One day you could be sitting in the comfort of your bedroom, compromising the external perimeter of a client’s network during an infrastructure pentest. Taking over multiple domain accounts and trying to elevate your privileges to the highest level, all while sipping coffee.

The next day you could be laying in the woods across from a large corporations’ headquarters, trying to compromise their network using a long-range WiFi antenna, whilst hoping it won’t be raining any time soon.

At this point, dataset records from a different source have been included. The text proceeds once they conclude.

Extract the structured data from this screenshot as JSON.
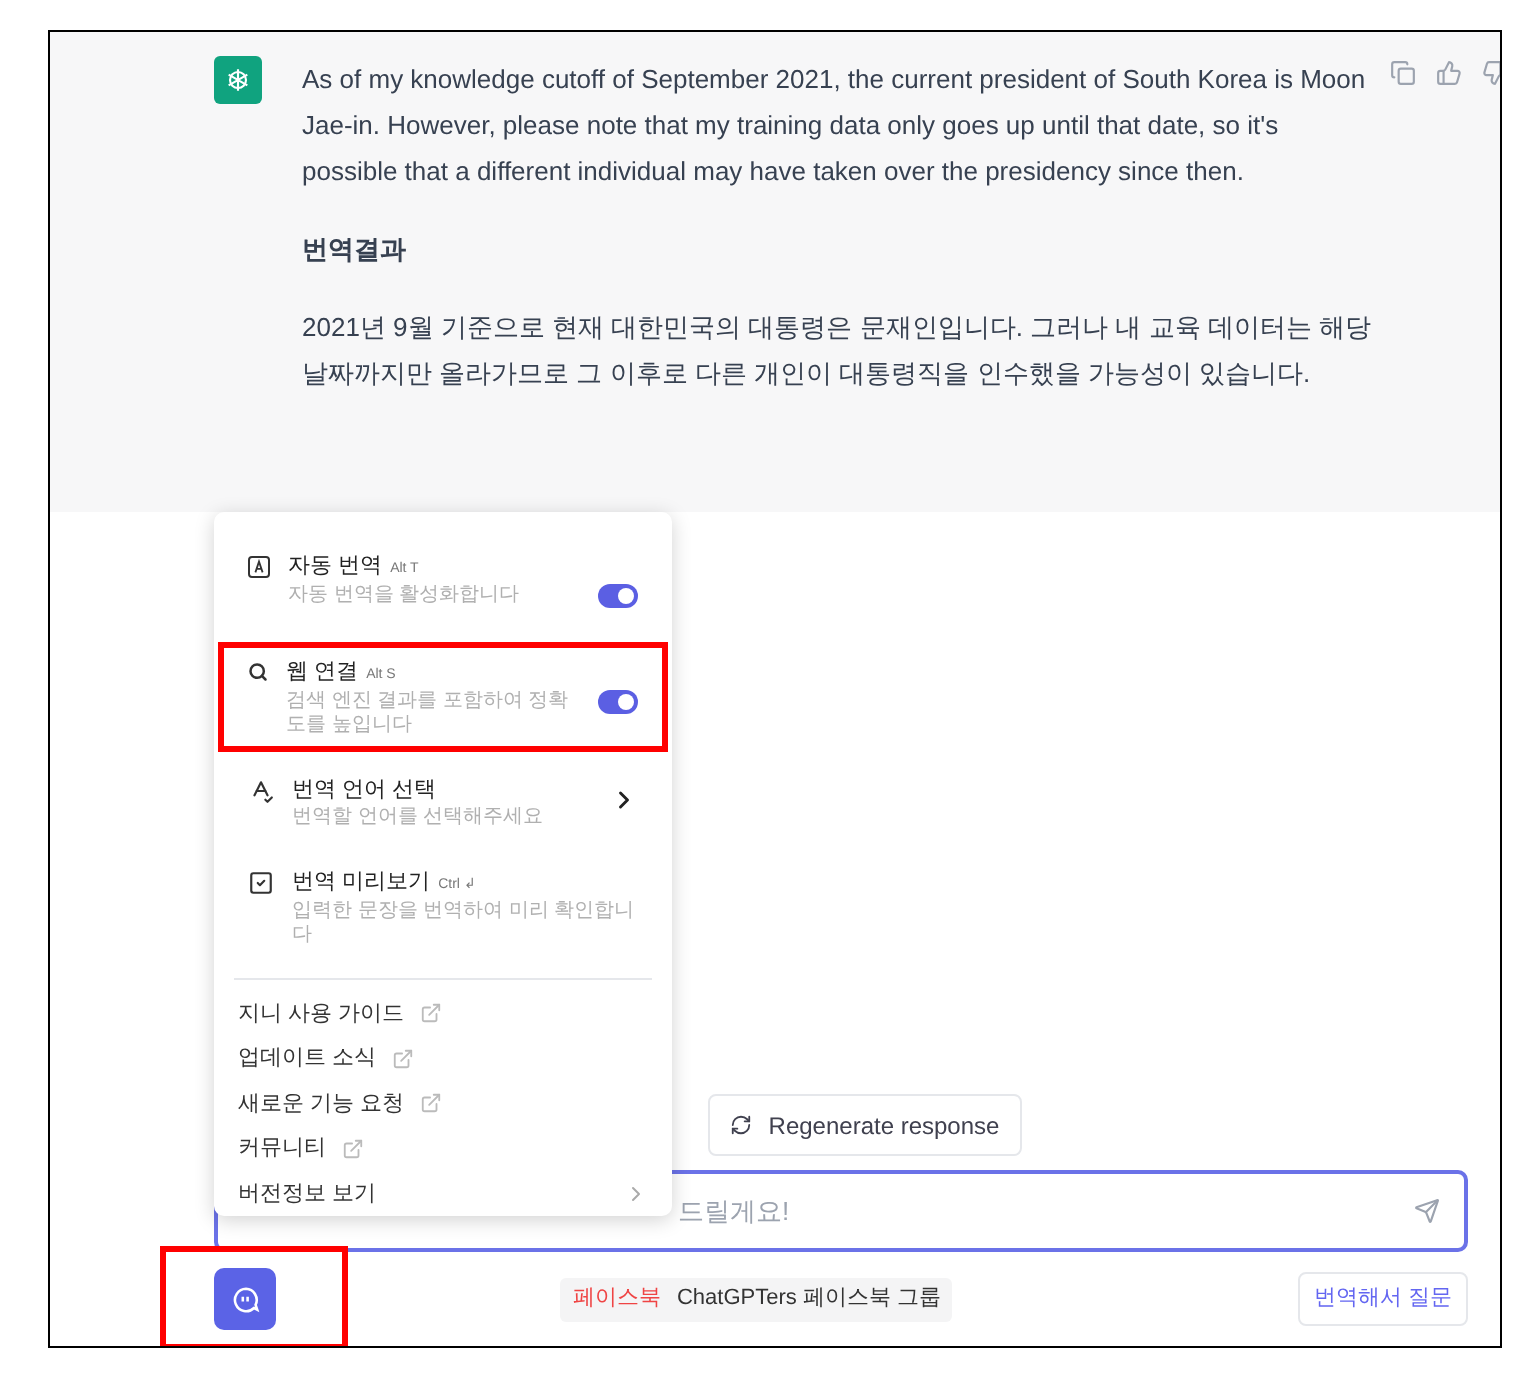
{
  "response": {
    "paragraphs": [
      "As of my knowledge cutoff of September 2021, the current president of South Korea is Moon Jae-in. However, please note that my training data only goes up until that date, so it's possible that a different individual may have taken over the presidency since then."
    ],
    "translation_heading": "번역결과",
    "translation": "2021년 9월 기준으로 현재 대한민국의 대통령은 문재인입니다. 그러나 내 교육 데이터는 해당 날짜까지만 올라가므로 그 이후로 다른 개인이 대통령직을 인수했을 가능성이 있습니다."
  },
  "menu": {
    "settings": [
      {
        "kind": "toggle",
        "title": "자동 번역",
        "shortcut": "Alt T",
        "description": "자동 번역을 활성화합니다",
        "on": true,
        "highlighted": false
      },
      {
        "kind": "toggle",
        "title": "웹 연결",
        "shortcut": "Alt S",
        "description": "검색 엔진 결과를 포함하여 정확도를 높입니다",
        "on": true,
        "highlighted": true
      },
      {
        "kind": "submenu",
        "title": "번역 언어 선택",
        "description": "번역할 언어를 선택해주세요",
        "highlighted": false
      },
      {
        "kind": "plain",
        "title": "번역 미리보기",
        "shortcut": "Ctrl ↲",
        "description": "입력한 문장을 번역하여 미리 확인합니다",
        "highlighted": false
      }
    ],
    "links": [
      {
        "kind": "external",
        "label": "지니 사용 가이드"
      },
      {
        "kind": "external",
        "label": "업데이트 소식"
      },
      {
        "kind": "external",
        "label": "새로운 기능 요청"
      },
      {
        "kind": "external",
        "label": "커뮤니티"
      },
      {
        "kind": "submenu",
        "label": "버전정보 보기"
      }
    ]
  },
  "regenerate_button": "Regenerate response",
  "input": {
    "placeholder": "드릴게요!"
  },
  "footer": {
    "assistant_button_highlighted": true,
    "tag": "페이스북",
    "group": "ChatGPTers 페이스북 그룹",
    "translate_button": "번역해서 질문"
  }
}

And then there are those days where you spend hours upon hours trying to write that one payload you need to get through a client’s web application firewall, just to prove there is a serious vulnerability lurking in one of their websites which an attacker with enough dedication could easily abuse.
 
These are just 3 examples of actual days I have had in the nearly 6 years of my career up until now at tSF. And although not all days are as “spectacular” as these 3 examples (there are also many days spent writing security assessment reports and reading and condensing various whitepapers) they do give a nice idea on the variety in the type of work we do.
 
A nice quote which I think summarizes all that is great about a career in pentesting is the following (from season 2 of Mr. Robot):“Domain Admin. This, the thrill of pwning a system, this is the greatest rush. God access. The feeling never gets old.”
 
And that is indeed the case, it never gets old.Whether it is getting domain administrator privileges in an enterprise network, gaining full read and write access to the database behind a web application, rooting an IoT device or simply seeing that alert box popup on your screen while testing for Cross-Site Scripting, it never fails to give you that rush.
 
At the Security Factory, we are all pentesters at heart, we are all ethical hackers.We are the guys who hack you so we can tell you how to prevent the bad guys from doing the same thing.We are the people who help securing your systems and applications by showing you that maybe, just maybe, they weren’t all that secure in the first place.
 
And so, by combining our manual pentesting approach with the continuous sharing of knowledge within our team, we try to help making the digital world a little safer, one not-so-average day at a time.